Vitória de Obrador e derrota para o Brasil? As decisões no México

Considerado no exterior como uma resposta populista a Trump, López Obrador foca nas demandas internas e na solidez econômica

EM CAMPANHA: em 13 anos como candidato, AMLO percorreu os 2.464 municípios mexicanos | Alan Ortega/ Reuters

Cidade do México — Mesmo depois da incrível façanha do 1 a 0 sobre a Alemanha — até porque depois dela veio o banho gelado sueco de 3 a 0 —, muitos mexicanos consideram que passar pelo Brasil nesta segunda-feira equivaleria a um milagre da Virgem Morena de Guadalupe, a padroeira nacional.

Neste domingo, em contrapartida, só um milagre tiraria a vitória do populista de esquerda Andrés Manuel López Obrador, líder do Movimento de Regeneração Nacional, que, por um notável golpe de marketing político, é conhecido pela sigla Morena, nome venerado pelos mexicanos.

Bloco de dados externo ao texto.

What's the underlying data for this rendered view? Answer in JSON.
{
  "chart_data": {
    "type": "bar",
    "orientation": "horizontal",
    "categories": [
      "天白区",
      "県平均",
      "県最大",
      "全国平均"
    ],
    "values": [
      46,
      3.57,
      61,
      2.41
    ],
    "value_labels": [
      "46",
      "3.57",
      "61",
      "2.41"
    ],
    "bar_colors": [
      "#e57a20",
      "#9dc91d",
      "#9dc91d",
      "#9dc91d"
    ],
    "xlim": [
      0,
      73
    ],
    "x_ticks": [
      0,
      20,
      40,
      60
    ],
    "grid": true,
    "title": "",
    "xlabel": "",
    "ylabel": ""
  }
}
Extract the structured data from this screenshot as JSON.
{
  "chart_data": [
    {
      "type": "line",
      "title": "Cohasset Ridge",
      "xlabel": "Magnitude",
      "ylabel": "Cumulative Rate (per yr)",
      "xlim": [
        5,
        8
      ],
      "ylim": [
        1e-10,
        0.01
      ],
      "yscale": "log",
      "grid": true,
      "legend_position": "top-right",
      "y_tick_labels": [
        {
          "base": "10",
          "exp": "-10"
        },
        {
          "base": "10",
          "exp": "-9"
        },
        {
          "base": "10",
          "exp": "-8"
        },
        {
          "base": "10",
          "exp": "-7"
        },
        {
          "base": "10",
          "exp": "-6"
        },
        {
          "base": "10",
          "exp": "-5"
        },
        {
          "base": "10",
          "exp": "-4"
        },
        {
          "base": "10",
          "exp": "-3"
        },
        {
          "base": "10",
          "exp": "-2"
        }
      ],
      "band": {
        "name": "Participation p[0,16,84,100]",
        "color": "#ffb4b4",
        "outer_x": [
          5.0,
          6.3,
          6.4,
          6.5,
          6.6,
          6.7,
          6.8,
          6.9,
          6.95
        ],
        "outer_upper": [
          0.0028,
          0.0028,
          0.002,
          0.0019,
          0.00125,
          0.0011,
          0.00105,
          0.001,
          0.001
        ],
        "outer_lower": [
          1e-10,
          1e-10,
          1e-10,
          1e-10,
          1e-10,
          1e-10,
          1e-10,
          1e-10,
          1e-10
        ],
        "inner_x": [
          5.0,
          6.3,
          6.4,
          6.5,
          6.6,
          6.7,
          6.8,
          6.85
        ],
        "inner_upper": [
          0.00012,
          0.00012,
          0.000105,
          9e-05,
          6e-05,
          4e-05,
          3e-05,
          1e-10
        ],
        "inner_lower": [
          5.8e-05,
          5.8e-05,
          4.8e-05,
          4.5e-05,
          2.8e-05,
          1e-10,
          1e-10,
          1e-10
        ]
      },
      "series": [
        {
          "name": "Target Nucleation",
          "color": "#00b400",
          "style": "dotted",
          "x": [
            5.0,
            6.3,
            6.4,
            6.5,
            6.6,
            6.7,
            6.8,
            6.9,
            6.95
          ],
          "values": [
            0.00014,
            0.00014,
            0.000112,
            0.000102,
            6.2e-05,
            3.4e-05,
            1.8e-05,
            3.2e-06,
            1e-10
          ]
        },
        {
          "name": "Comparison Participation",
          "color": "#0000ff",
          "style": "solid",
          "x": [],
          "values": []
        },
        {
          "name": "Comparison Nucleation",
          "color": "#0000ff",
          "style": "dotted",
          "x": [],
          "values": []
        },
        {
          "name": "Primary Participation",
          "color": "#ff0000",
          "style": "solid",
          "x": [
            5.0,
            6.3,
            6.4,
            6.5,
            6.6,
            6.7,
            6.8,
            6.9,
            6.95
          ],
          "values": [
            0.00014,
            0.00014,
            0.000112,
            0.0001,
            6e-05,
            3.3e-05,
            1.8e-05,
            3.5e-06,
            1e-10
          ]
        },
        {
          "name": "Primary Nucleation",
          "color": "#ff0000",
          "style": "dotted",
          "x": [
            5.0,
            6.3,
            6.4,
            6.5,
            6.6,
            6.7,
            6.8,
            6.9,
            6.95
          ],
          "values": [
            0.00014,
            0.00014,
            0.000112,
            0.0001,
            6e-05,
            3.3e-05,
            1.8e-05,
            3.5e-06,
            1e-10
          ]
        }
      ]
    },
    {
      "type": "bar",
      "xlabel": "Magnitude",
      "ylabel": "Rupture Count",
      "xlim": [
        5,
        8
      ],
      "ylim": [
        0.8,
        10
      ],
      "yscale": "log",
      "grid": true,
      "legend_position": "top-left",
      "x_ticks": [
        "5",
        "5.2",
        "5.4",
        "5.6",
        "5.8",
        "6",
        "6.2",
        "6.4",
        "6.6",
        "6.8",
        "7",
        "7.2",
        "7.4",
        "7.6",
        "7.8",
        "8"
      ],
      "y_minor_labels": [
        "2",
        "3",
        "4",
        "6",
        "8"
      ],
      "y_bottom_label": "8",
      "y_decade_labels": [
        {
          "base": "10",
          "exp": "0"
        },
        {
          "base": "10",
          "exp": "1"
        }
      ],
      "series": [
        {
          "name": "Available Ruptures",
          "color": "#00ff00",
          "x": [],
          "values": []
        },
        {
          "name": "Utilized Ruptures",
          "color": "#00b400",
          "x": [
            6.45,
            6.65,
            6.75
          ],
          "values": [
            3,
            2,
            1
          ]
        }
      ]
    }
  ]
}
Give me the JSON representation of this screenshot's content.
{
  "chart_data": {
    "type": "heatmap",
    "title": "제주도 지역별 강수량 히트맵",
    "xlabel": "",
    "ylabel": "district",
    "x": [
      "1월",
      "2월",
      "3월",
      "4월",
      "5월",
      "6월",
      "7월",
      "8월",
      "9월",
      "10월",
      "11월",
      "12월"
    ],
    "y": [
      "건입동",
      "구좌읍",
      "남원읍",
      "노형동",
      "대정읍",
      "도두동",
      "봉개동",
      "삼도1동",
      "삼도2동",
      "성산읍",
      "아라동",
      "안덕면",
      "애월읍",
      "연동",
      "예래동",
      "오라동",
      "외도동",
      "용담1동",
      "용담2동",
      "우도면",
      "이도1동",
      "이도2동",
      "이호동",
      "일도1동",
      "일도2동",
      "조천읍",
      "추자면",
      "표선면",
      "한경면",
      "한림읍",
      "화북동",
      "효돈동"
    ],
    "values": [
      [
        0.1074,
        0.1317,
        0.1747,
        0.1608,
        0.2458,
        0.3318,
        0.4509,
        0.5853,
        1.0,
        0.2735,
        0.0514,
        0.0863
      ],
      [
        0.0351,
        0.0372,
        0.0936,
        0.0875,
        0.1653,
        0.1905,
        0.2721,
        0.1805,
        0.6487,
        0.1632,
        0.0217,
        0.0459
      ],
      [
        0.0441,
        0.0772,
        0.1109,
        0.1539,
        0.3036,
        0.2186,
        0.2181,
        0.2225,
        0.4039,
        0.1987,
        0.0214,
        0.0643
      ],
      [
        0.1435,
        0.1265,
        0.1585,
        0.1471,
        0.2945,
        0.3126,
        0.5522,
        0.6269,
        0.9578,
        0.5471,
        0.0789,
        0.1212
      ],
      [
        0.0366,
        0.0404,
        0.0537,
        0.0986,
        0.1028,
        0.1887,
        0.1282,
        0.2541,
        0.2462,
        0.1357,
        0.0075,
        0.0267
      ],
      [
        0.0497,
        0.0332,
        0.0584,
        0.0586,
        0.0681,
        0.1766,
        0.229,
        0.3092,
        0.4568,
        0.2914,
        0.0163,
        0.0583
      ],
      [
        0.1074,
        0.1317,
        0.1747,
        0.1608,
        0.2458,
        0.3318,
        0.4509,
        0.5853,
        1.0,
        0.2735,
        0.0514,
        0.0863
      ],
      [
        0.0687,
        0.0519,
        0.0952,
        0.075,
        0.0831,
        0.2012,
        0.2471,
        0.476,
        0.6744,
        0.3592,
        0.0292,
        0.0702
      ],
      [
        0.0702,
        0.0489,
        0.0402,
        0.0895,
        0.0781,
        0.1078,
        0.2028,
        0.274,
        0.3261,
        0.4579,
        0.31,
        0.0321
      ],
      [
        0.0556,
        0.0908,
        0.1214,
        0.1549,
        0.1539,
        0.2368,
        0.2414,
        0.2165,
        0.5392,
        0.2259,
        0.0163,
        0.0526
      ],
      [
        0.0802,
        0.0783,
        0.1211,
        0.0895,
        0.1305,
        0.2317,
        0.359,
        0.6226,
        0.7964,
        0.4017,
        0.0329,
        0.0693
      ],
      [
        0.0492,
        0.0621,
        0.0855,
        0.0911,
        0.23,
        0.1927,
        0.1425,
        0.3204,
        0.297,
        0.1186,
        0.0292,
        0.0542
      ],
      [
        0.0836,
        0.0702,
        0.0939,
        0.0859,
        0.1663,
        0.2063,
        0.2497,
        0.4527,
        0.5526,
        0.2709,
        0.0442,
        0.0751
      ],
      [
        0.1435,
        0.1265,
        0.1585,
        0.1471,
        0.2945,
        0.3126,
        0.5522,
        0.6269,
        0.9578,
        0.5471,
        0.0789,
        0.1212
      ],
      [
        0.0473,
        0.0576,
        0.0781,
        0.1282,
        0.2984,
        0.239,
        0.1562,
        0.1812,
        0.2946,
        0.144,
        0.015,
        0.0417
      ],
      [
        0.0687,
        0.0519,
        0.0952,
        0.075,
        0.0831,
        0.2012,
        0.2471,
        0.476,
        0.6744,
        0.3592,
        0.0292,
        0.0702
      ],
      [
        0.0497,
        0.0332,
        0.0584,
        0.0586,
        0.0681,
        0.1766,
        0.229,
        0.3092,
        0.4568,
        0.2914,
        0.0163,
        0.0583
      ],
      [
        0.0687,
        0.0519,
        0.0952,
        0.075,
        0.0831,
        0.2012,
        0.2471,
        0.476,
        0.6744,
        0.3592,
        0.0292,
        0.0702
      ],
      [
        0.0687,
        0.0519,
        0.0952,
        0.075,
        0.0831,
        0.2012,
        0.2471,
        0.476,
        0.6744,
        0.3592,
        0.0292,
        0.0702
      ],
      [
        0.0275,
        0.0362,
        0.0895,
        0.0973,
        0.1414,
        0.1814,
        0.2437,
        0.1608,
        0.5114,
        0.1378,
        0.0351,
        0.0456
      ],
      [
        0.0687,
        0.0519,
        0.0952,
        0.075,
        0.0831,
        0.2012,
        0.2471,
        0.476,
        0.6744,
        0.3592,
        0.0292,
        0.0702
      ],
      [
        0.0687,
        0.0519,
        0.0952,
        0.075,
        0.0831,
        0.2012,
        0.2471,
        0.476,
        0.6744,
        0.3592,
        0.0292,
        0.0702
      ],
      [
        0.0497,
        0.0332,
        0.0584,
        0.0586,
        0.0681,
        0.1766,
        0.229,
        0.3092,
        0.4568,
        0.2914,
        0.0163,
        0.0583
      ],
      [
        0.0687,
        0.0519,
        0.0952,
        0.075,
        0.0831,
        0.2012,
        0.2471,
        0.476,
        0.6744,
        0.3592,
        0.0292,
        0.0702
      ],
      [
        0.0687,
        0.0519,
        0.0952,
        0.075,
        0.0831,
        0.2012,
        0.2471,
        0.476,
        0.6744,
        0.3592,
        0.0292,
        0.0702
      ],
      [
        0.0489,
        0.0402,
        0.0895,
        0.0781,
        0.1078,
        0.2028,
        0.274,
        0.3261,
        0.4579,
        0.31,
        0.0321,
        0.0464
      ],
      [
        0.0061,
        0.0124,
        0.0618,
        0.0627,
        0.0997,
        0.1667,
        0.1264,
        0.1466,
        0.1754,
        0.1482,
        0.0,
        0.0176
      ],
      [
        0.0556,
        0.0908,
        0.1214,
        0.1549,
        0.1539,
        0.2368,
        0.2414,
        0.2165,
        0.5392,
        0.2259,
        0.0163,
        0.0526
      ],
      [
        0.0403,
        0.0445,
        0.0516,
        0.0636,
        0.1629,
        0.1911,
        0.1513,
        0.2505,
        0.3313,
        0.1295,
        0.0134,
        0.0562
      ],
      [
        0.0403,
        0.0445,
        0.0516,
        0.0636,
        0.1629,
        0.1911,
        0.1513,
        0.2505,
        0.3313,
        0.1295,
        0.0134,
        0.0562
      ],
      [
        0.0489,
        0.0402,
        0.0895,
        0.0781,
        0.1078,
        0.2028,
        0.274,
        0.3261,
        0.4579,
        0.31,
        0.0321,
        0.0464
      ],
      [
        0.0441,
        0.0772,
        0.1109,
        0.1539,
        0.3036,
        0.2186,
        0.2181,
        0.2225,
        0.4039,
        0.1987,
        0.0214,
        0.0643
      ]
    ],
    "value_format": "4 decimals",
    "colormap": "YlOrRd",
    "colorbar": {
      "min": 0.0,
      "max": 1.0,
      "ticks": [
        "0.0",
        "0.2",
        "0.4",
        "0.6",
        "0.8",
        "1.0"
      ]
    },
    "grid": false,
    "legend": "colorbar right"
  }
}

É a terceira vez consecutiva que AMLO, como é conhecido, concorre à eleição presidencial. Os mandatos são de seis anos, sem reeleição. E não há segundo turno. Em 2006, sua derrota foi tão apertada, por 0,6%, que ele não a aceitou, e durante seis semanas seus seguidores, mobilizados pelos “movimentos sociais” e sindicatos, ocuparam o centro histórico da Cidade do México.

Em 2012, AMLO ficou bem mais longe de vencer, mas seguiu lutando — numa trajetória que lembra muito a de Luiz Inácio Lula da Silva. Dois anos depois, ele saiu do Partido da Revolução Democrática e fundou o Morena.

Junto com a sigla, adotou um discurso mais palatável. O líder anti-sistema que antes se recusava a fazer aliança com outros partidos costurou uma frente de esquerda. E conseguiu canalizar a imensa frustração dos mexicanos com os políticos tradicionais.

“Mesmo tendo administrado a Cidade do México (entre 2000 e 2005) e sendo um político profissional, AMLO está aproveitando a onda contrária aos partidos e políticos tradicionais, que varre o mundo, incluindo o Brasil”, disse a EXAME Marcelo Ortega, diretor-geral da Consulta Mitofsky, mais importante instituto de pesquisas do México.

Ortega, que faz as sondagens de intenção de voto para a rede Televisa, avalia que, ao contrário do que se pensa fora do México, a hostilidade de Donald Trump contra o país não beneficiou a candidatura de López Obrador, no sentido de levar os mexicanos a eleger um nacionalista para fazer frente a outro.

Essa é também a visão de outros analistas, como Raymundo Tenorio, diretor do Departamento de Economia do Instituto de Tecnologia e Educação Superior (TEC), na Cidade do México. “Nos últimos 18 anos, posso contar nos dedos de uma mão as vezes em que ele se ocupou de política externa em seus discursos”, assegurou Tenorio a EXAME.

“Ele não faz afirmações anti-imperialistas, ou que entrem em choque com os Estados Unidos”, observa o economista. “O máximo que disse foi que exigiria respeito, diante das ameaças de construir o muro na fronteira, e que seguiria negociando o Nafta (o Acordo de Livre Comércio da América do Norte, que Trump ameaça romper).”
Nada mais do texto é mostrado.